Microsoft indicated that only experienced users should enable Copilot Actions, which is currently available only in beta versions of Windows. The company, however, didn’t describe what type of training or experience such users should have or what actions they should take to prevent their devices from being compromised. I asked Microsoft to provide these details, and the company declined.

Like “macros on Marvel superhero crack”

Some security experts questioned the value of the warnings in Tuesday’s post, comparing them to warnings Microsoft has provided for decades about the danger of using macros in Office apps. Despite the long-standing advice, macros have remained among the lowest-hanging fruit for hackers out to surreptitiously install malware on Windows machines. One reason for this is that Microsoft has made macros so central to productivity that many users can’t do without them.

“Microsoft saying ‘don’t enable macros, they’re dangerous’… has never worked well,” independent researcher Kevin Beaumont said. “This is macros on Marvel superhero crack.”

Beaumont, who is regularly hired to respond to major Windows network compromises inside enterprises, also questioned whether Microsoft will provide a means for admins to adequately restrict Copilot Actions on end-user machines or to identify machines in a network that have the feature turned on.

A Microsoft spokesperson said IT admins will be able to enable or disable an agent workspace at both account and device levels, using Intune or other MDM (Mobile Device Management) apps.

Critics voiced other concerns, including the difficulty for even experienced users to detect exploitation attacks targeting the AI agents they’re using.

“I don’t see how users are going to prevent anything of the sort they are referring to, beyond not surfing the web I guess,” researcher Guillaume Rossolini said.

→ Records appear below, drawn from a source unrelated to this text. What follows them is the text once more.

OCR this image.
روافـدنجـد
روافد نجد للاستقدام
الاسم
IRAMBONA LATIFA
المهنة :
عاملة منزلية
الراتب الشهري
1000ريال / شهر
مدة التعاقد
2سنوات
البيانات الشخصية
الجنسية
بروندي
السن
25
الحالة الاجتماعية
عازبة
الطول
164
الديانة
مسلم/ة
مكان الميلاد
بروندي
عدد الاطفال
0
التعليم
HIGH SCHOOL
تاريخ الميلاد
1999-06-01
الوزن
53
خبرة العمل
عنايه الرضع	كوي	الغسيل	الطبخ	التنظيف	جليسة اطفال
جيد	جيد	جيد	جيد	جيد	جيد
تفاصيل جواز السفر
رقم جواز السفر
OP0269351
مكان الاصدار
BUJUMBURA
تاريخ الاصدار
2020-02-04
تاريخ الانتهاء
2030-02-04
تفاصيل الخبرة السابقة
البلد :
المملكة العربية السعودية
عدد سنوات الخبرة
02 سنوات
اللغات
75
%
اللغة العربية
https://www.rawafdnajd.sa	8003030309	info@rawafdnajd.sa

Microsoft has stressed that Copilot Actions is an experimental feature that’s turned off by default. That design was likely chosen to limit its access to users with the experience required to understand its risks. Critics, however, noted that previous experimental features—Copilot, for instance—regularly become default capabilities for all users over time. Once that’s done, users who don’t trust the feature are often required to invest time developing unsupported ways to remove the features.

Sound but lofty goals

Most of Tuesday’s post focused on Microsoft’s overall strategy for securing agentic features in Windows. Goals for such features include:

  • Non-repudiation, meaning all actions and behaviors must be “observable and distinguishable from those taken by a user”
  • Agents must preserve confidentiality when they collect, aggregate, or otherwise utilize user data
  • Agents must receive user approval when accessing user data or taking actions

The goals are sound, but ultimately they depend on users reading the dialog windows that warn of the risks and require careful approval before proceeding. That, in turn, diminishes the value of the protection for many users.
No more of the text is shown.